Another important theme involves Embracing Knowledge and Hard Work. This goes hand in hand with the novel’s exploration of imagination. While Savant concedes that young people have an edge on imagination, the fact that he prescribes training exercises indicates that imagination doesn’t flourish effortlessly. These exercises also suggest that imagination is grounded in real-world perceptions: People must constantly remind themselves of how to look, listen, feel, touch, and smell. After Savant has the children tell him the colors they see, he points out the many colors that they missed, having already put considerable effort into growing his own imagination: “I had to go into training. I had to stimulate and teach my mind to become aware and open to any possibility” (36). As Andrews details the training exercises, the reader experiences the hard work required to cultivate a fine-tuned imagination. Savant’s umbrella, which he uses in part to shake people out of their everyday routine, symbolizes the importance of imagination.

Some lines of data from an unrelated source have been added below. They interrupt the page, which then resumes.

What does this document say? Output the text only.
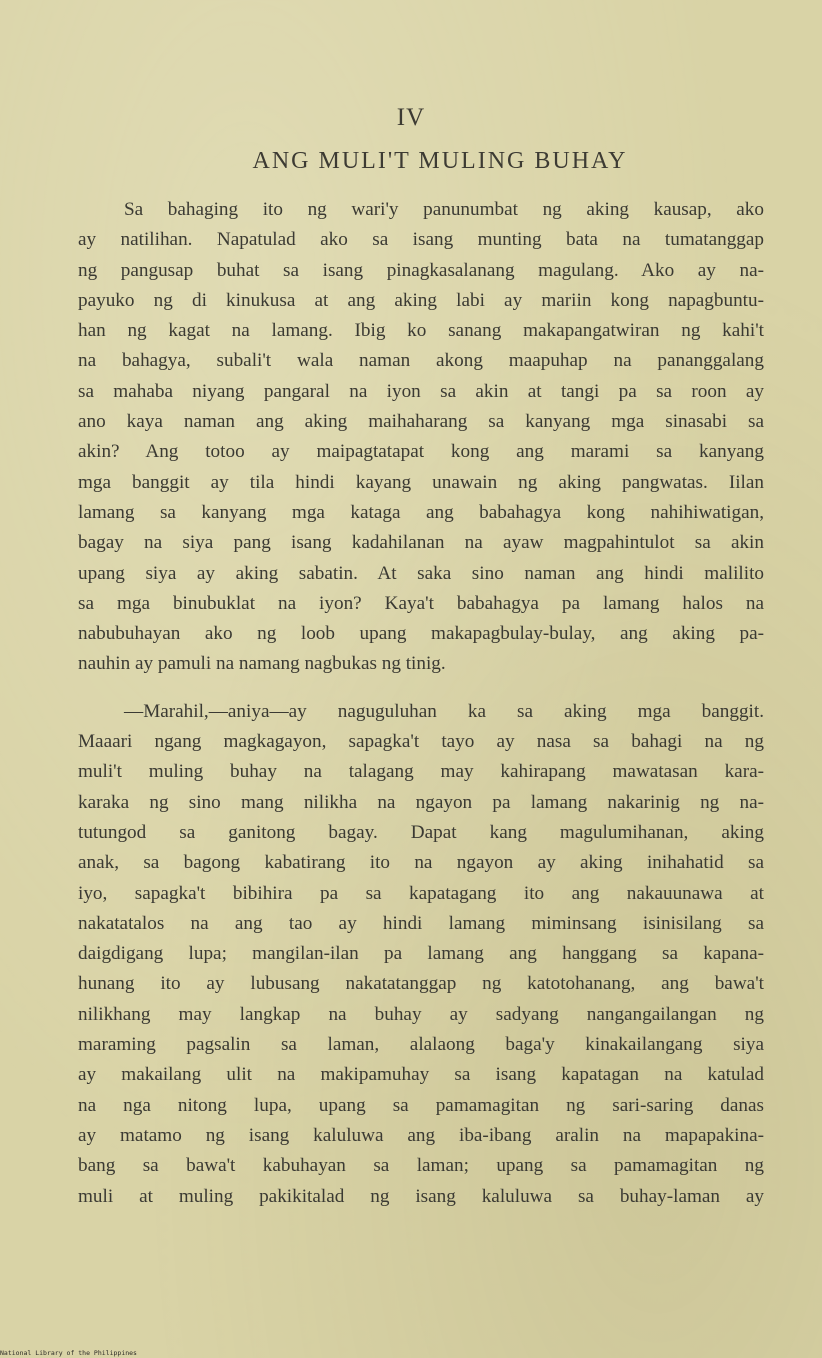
IV
ANG MULI'T MULING BUHAY
Sa bahaging ito ng wari'y panunumbat ng aking kausap, ako
ay natilihan. Napatulad ako sa isang munting bata na tumatanggap
ng pangusap buhat sa isang pinagkasalanang magulang. Ako ay na-
payuko ng di kinukusa at ang aking labi ay mariin kong napagbuntu-
han ng kagat na lamang. Ibig ko sanang makapangatwiran ng kahi't
na bahagya, subali't wala naman akong maapuhap na pananggalang
sa mahaba niyang pangaral na iyon sa akin at tangi pa sa roon ay
ano kaya naman ang aking maihaharang sa kanyang mga sinasabi sa
akin? Ang totoo ay maipagtatapat kong ang marami sa kanyang
mga banggit ay tila hindi kayang unawain ng aking pangwatas. Iilan
lamang sa kanyang mga kataga ang babahagya kong nahihiwatigan,
bagay na siya pang isang kadahilanan na ayaw magpahintulot sa akin
upang siya ay aking sabatin. At saka sino naman ang hindi malilito
sa mga binubuklat na iyon? Kaya't babahagya pa lamang halos na
nabubuhayan ako ng loob upang makapagbulay-bulay, ang aking pa-
nauhin ay pamuli na namang nagbukas ng tinig.
—Marahil,—aniya—ay naguguluhan ka sa aking mga banggit.
Maaari ngang magkagayon, sapagka't tayo ay nasa sa bahagi na ng
muli't muling buhay na talagang may kahirapang mawatasan kara-
karaka ng sino mang nilikha na ngayon pa lamang nakarinig ng na-
tutungod sa ganitong bagay. Dapat kang magulumihanan, aking
anak, sa bagong kabatirang ito na ngayon ay aking inihahatid sa
iyo, sapagka't bibihira pa sa kapatagang ito ang nakauunawa at
nakatatalos na ang tao ay hindi lamang miminsang isinisilang sa
daigdigang lupa; mangilan-ilan pa lamang ang hanggang sa kapana-
hunang ito ay lubusang nakatatanggap ng katotohanang, ang bawa't
nilikhang may langkap na buhay ay sadyang nangangailangan ng
maraming pagsalin sa laman, alalaong baga'y kinakailangang siya
ay makailang ulit na makipamuhay sa isang kapatagan na katulad
na nga nitong lupa, upang sa pamamagitan ng sari-saring danas
ay matamo ng isang kaluluwa ang iba-ibang aralin na mapapakina-
bang sa bawa't kabuhayan sa laman; upang sa pamamagitan ng
muli at muling pakikitalad ng isang kaluluwa sa buhay-laman ay
National Library of the Philippines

Two critical literary devices in Part 1 are tone and humor. The tone is often didactic, as Savant has a specific message about imagination that he wants to tell the children. Moreover, Savant is a teacher by trade, so his tone is generally educational. At the same time, Andrews introduces humor to soften the instructive tone. The playfulness comes across in Savant’s style and the names of the creatures, including the Whangdoodle. Tom looks up “Whangdoodle” in the dictionary and recites one definition, but another, according to Merriam-Webster, is “stuff and nonsense” (“Whangdoodle.” Merriam-Webster.com Dictionary). By linking education to a word that connotes nonsense, Andrews reveals that learning can include play—an iteration of her broader claim that knowledge and imagination need not be at odds.